A couple of weeks ago there was news out of Montgomery, Alabama that they unveiled a new statue of none other than civil rights activist and icon Rosa Parks.

It didn’t stop south of the Mason-Dixon Line.

For three days on the Milwaukee bus system, they reserved a spot for Parks — along with a note and a rose — so that riders today remember her.

It’s a pair of great honors for a great woman. Then it hit me.

Where is our Rosa Parks statue? Where she lived for so many years?

We have Christopher Columbus mere yards from city hall, notorious for his not discovering of America and the mistreatment of native peoples.

He gets honored, along with a whole slew of white guys past and present. Some, deserved, Some, not.

And sure, there’s the Rosa Parks Transit Center, but in today’s Detroit, places of reverence for our history and culture matter.

The fact is people of color and women are basically absent from Detroit’s public honor and statuary.

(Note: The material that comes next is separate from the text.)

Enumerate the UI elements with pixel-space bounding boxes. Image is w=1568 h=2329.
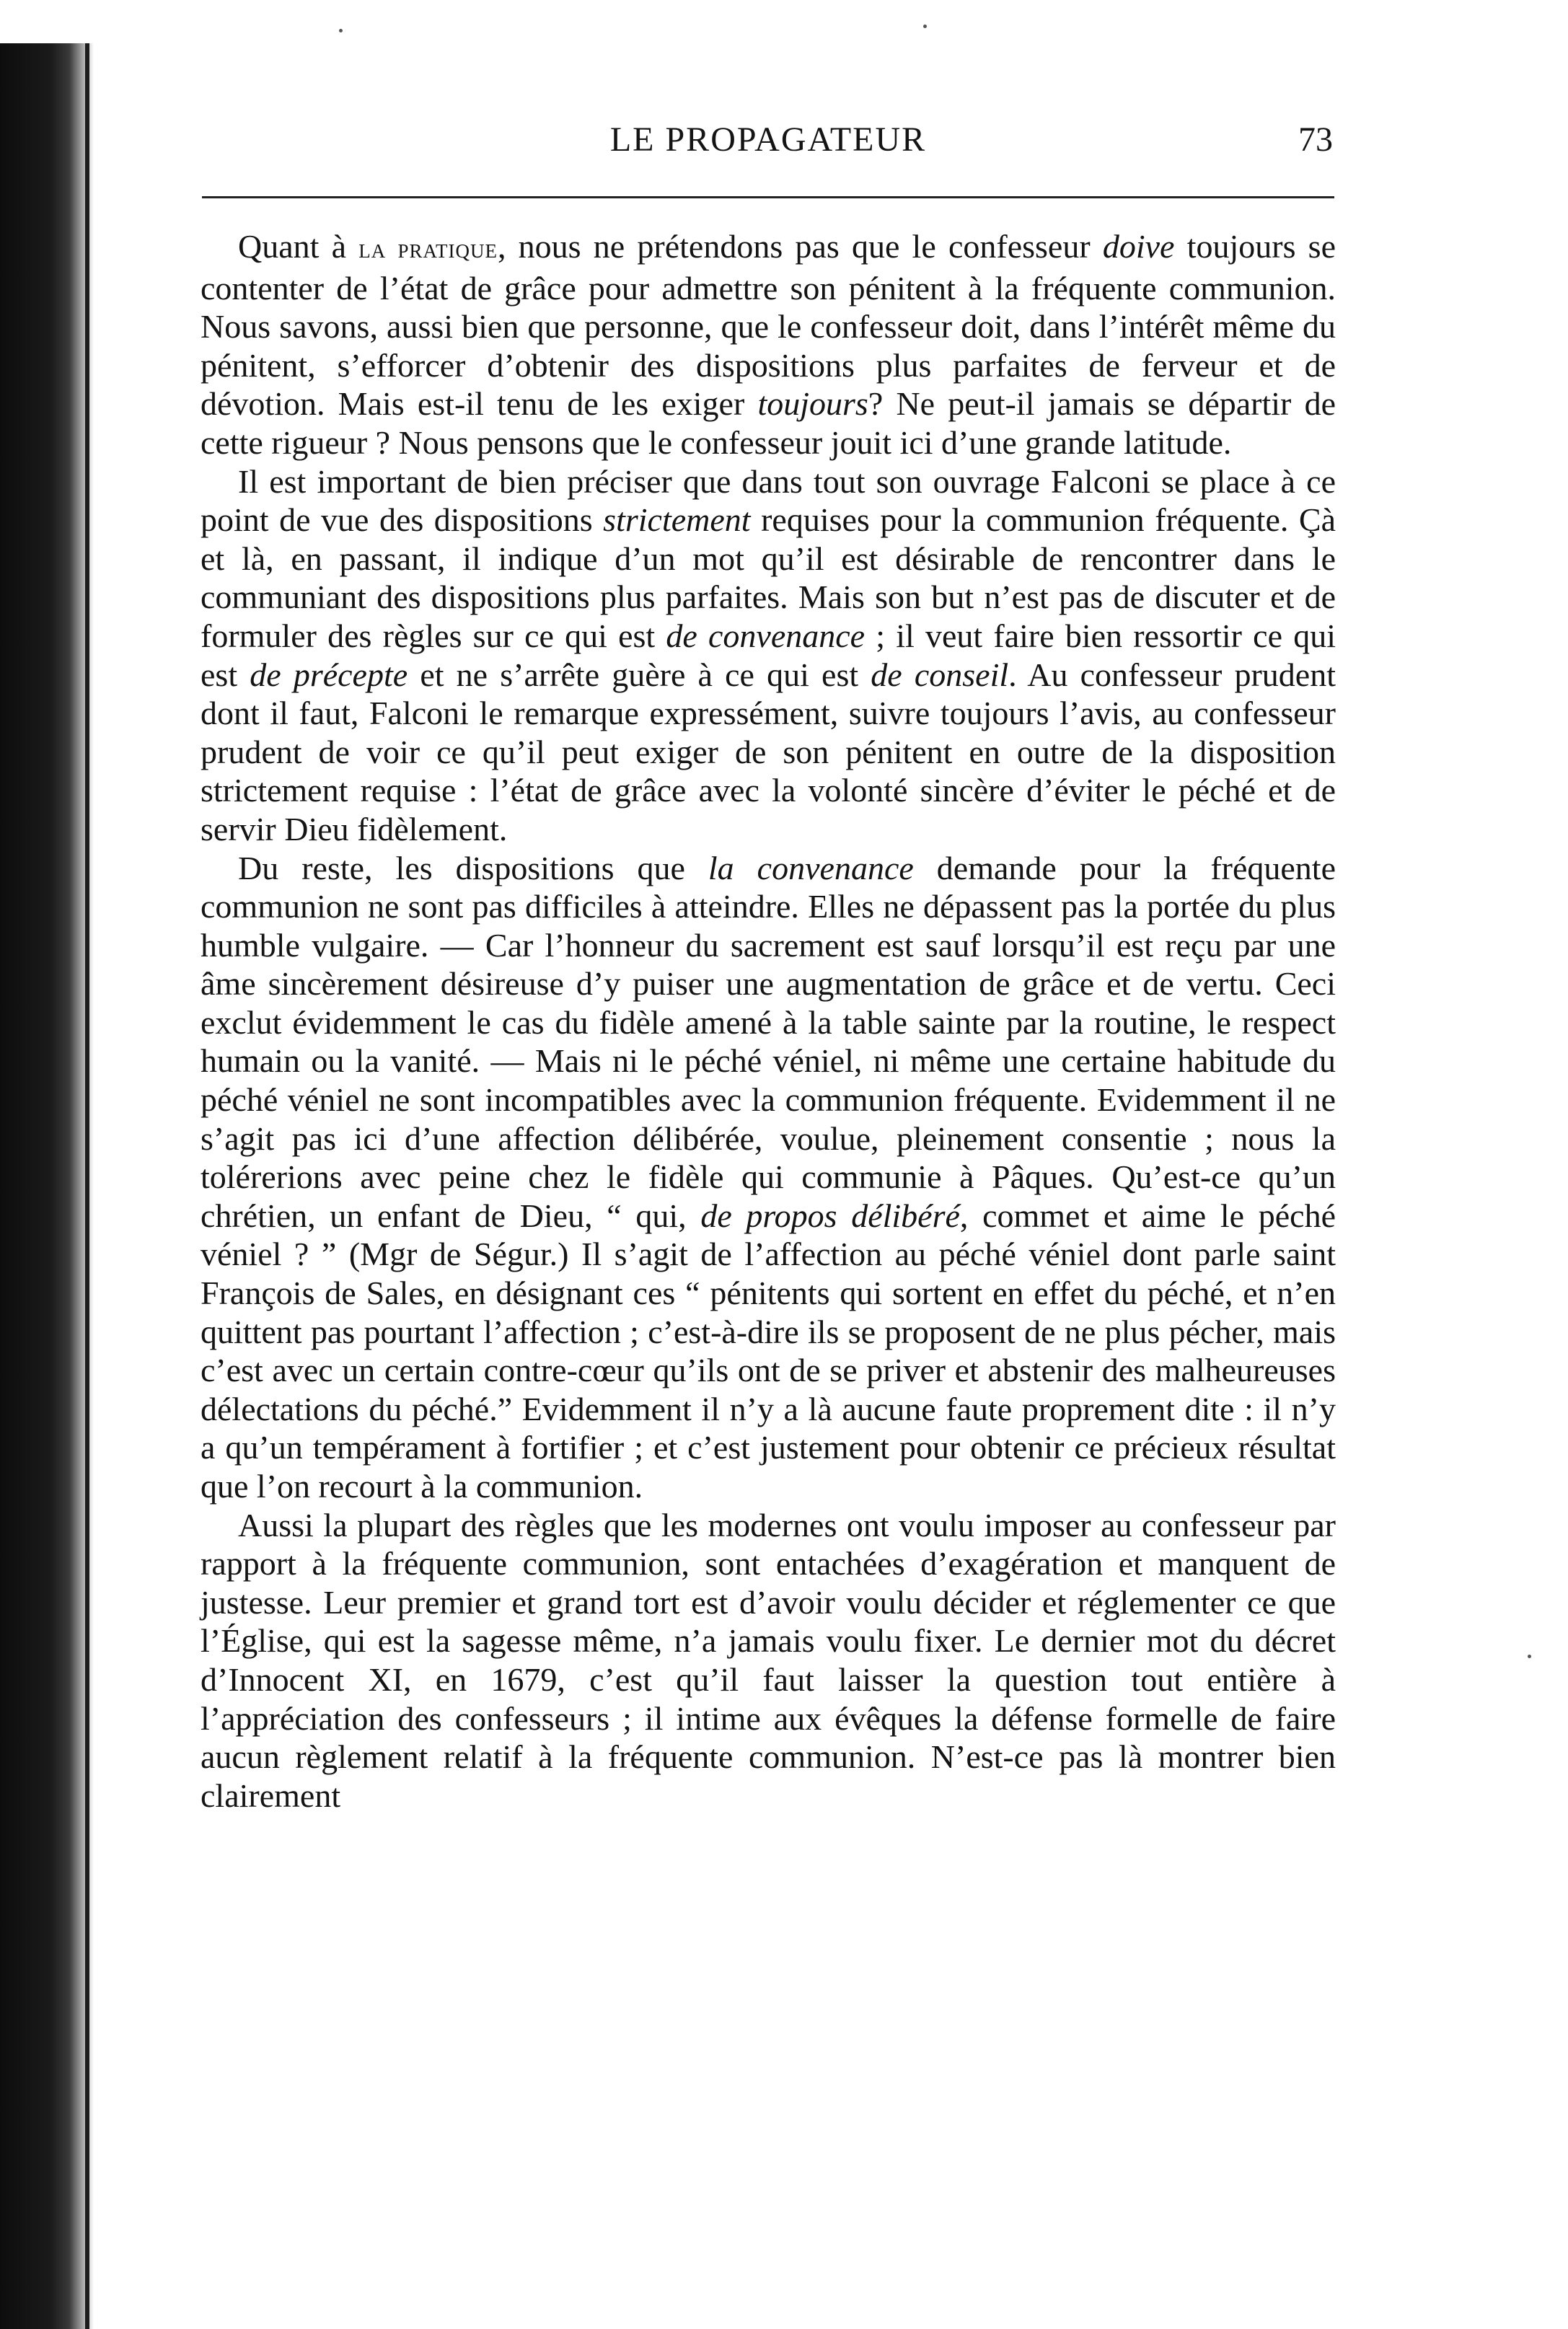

Sure, there’s the misunderstood Joe Louis fist and the Joe Louis fighter in Cobo. But not much else.

Everybody who takes a selfie with a Rosa Parks statue would keep the memory alive, and would remember it was less than a lifetime ago where blacks had to give up their seats on bus for whites.

Less than a lifetime ago, when drinking fountains couldn’t be shared.

It’s a reminder we must always be vigilant when fighting for freedoms and not forget — as objects in our country’s racist rearview mirror are closer than they appear.

After all, Martin Luther King Jr. would be the same age today as the very much alive Barbara Walters. This isn’t our distant past. This within a lifetime.

There was a picture on Twitter that recently went viral with Parks and a 24 year old model and artist, Chandler Cosey.

In major part, Parks was the catalyst for making our nation a more perfect union. She is, after all, in the U.S. Capitol. But she’s not good enough for Woodward? Or Jefferson? Come on.

And as to the buses, sure, we have THE bus at the Henry Ford in Dearborn, but reserving a seat on all buses, suburban and city, would show thousands of bus riders the important contribution a woman who moved to Detroit made to the world.

I’m sure we could come up with some of our own honors, too.

After all, Detroit was the home for Parks after her act of defiance and she continued to serve the community for decades here.

Future generations of Detroiters should see her face and know her story. And in the most visible parts of the city, so the whole world can see.

Honoring Rosa Parks — along with others more reflective of the place we are today — in a place of pride is something the whole city and region should be able to get behind.